Loe raamatut: «Клуб любителей жутких рассказов»
Равиль Сафиулин
Клуб любителей жутких рассказов
…Вагон на поворотах слегка покачивало, за окном проскакивали голые деревья, сиротливо сбившиеся в кучу, затем белым сплошным пятном пошла снежная степь. Длинная зимняя ночь под мерный стук колес почему-то не располагала ко сну. Внизу, на нижних полках, шептались две молоденькие девушки. Видимо, студентки, решившие на каникулах навестить родные края.
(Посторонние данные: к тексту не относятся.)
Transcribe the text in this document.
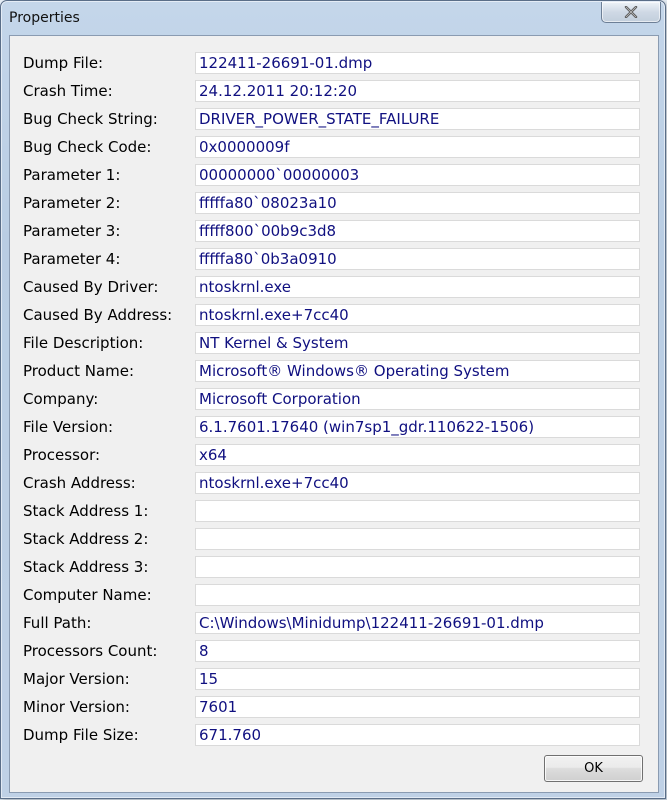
Properties
Dump File:	122411-26691-01.dmp
Crash Time:	24.12.2011 20:12:20
Bug Check String:	DRIVER_POWER_STATE_FAILURE
Bug Check Code:	0x0000009f
Parameter 1:	00000000`00000003
Parameter 2:	fffffa80`08023a10
Parameter 3:	fffff800`00b9c3d8
Parameter 4:	fffffa80`0b3a0910
Caused By Driver:	ntoskrnl.exe
Caused By Address: ntoskrnl.exe+7cc40
File Description:	NT Kernel & System
Product Name:	Microsoft® Windows® Operating System
Company:	Microsoft Corporation
File Version:	6.1.7601.17640 (win7sp1_gdr.110622-1506)
Processor:	x64
Crash Address:	ntoskrnl.exe+7cc40
Stack Address 1:
Stack Address 2:
Stack Address 3:
Computer Name:
Full Path:	C:\Windows\Minidump\122411-26691-01.dmp
Processors Count:	8
Major Version:	15
Minor Version:	7601
Dump File Size:	671.760
OK
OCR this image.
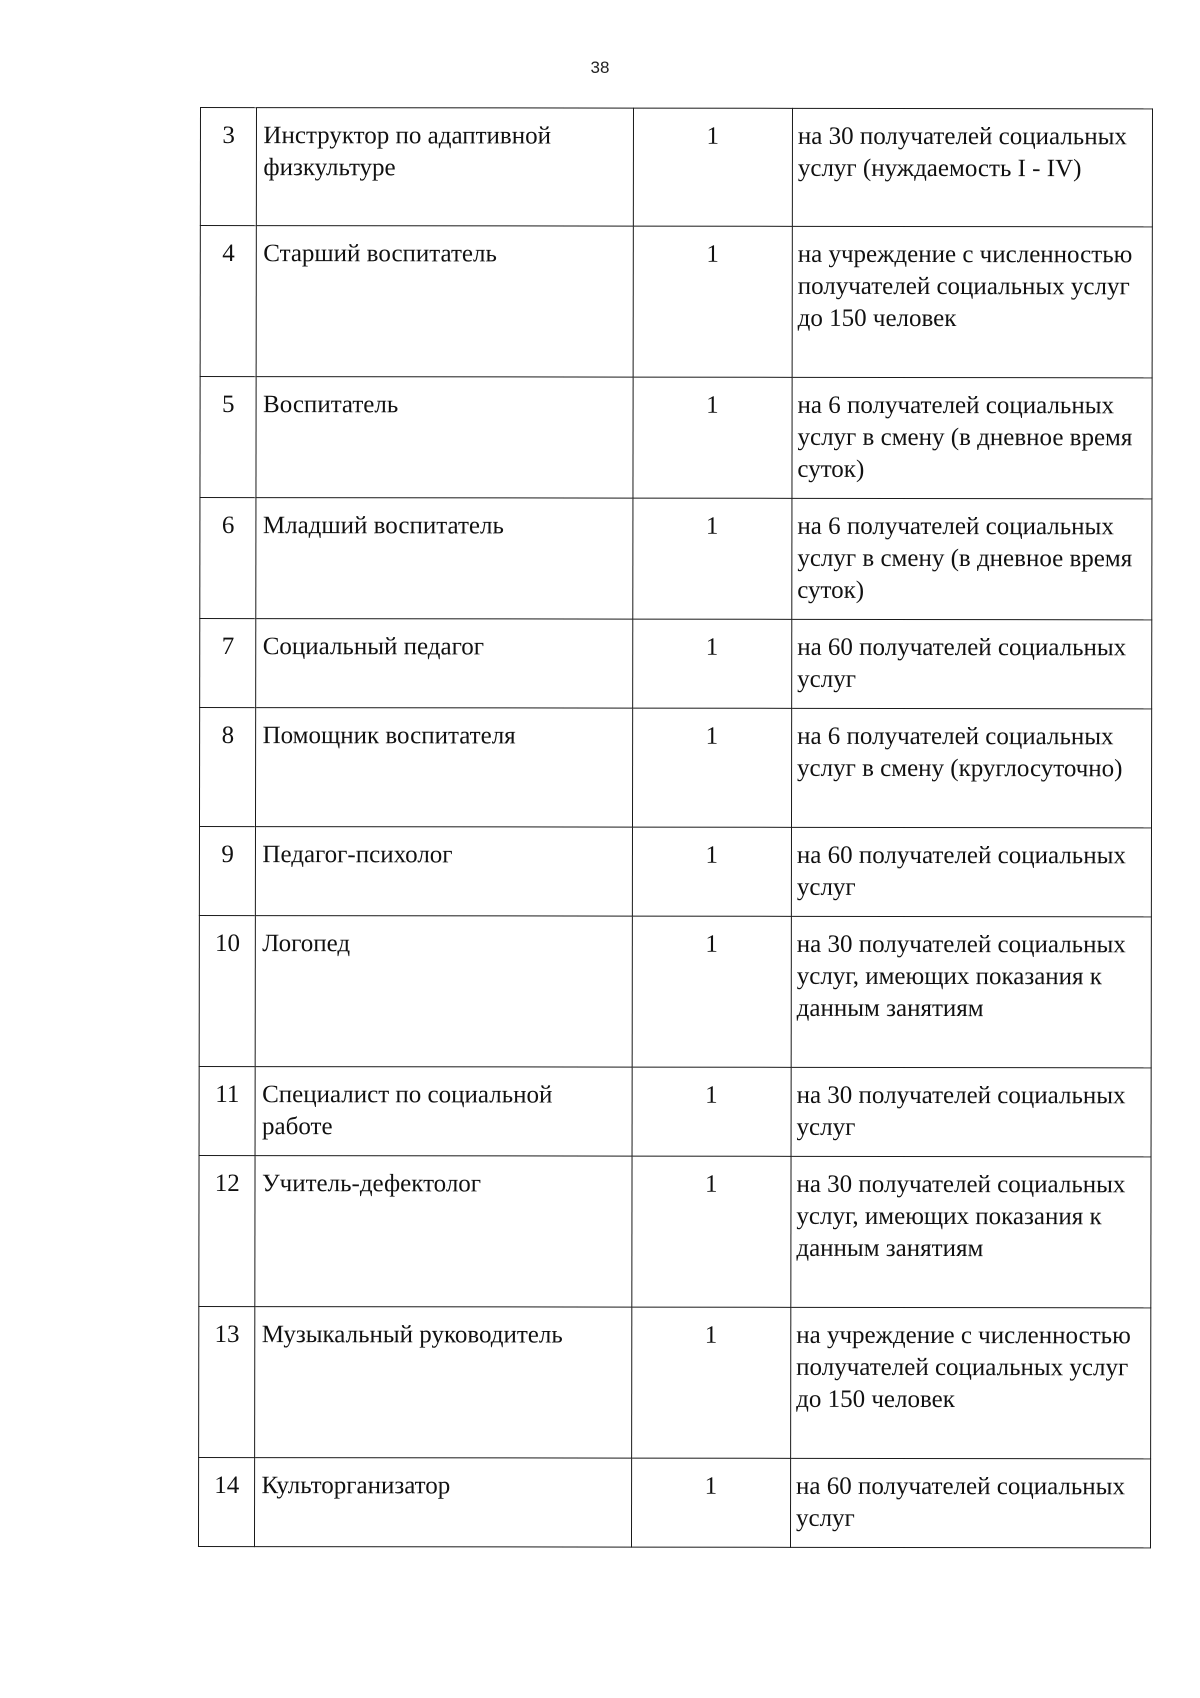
38
3	Инструктор по адаптивной физкультуре	1	на 30 получателей социальных услуг (нуждаемость I - IV)
4	Старший воспитатель	1	на учреждение с численностью получателей социальных услуг до 150 человек
5	Воспитатель	1	на 6 получателей социальных услуг в смену (в дневное время суток)
6	Младший воспитатель	1	на 6 получателей социальных услуг в смену (в дневное время суток)
7	Социальный педагог	1	на 60 получателей социальных услуг
8	Помощник воспитателя	1	на 6 получателей социальных услуг в смену (круглосуточно)
9	Педагог-психолог	1	на 60 получателей социальных услуг
10	Логопед	1	на 30 получателей социальных услуг, имеющих показания к данным занятиям
11	Специалист по социальной работе	1	на 30 получателей социальных услуг
12	Учитель-дефектолог	1	на 30 получателей социальных услуг, имеющих показания к данным занятиям
13	Музыкальный руководитель	1	на учреждение с численностью получателей социальных услуг до 150 человек
14	Культорганизатор	1	на 60 получателей социальных услуг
Средних лет мужчина с верхней полки тяжело вздохнул: «Что, девоньки, не спится?». Одна из них неожиданно бойко и громко ответила: «Скучно, дяденька, утра дожидаться, хоть бы сказочку нам какую-нибудь поведали!». И звонко рассмеялась. «Да нет, милые, не горазд я на это, а вот одна история, со мной приключившаяся, до сих пор занозой в сердце сидит», – грустно и печально заговорил попутчик. Тут вдруг зашевелился его сосед сверху, худенький парнишка: «Расскажите, пожалуйста, нам будет интересно, – и время пройдет быстрее». И с общего согласия, самый старший в купе вагона начал свой рассказ…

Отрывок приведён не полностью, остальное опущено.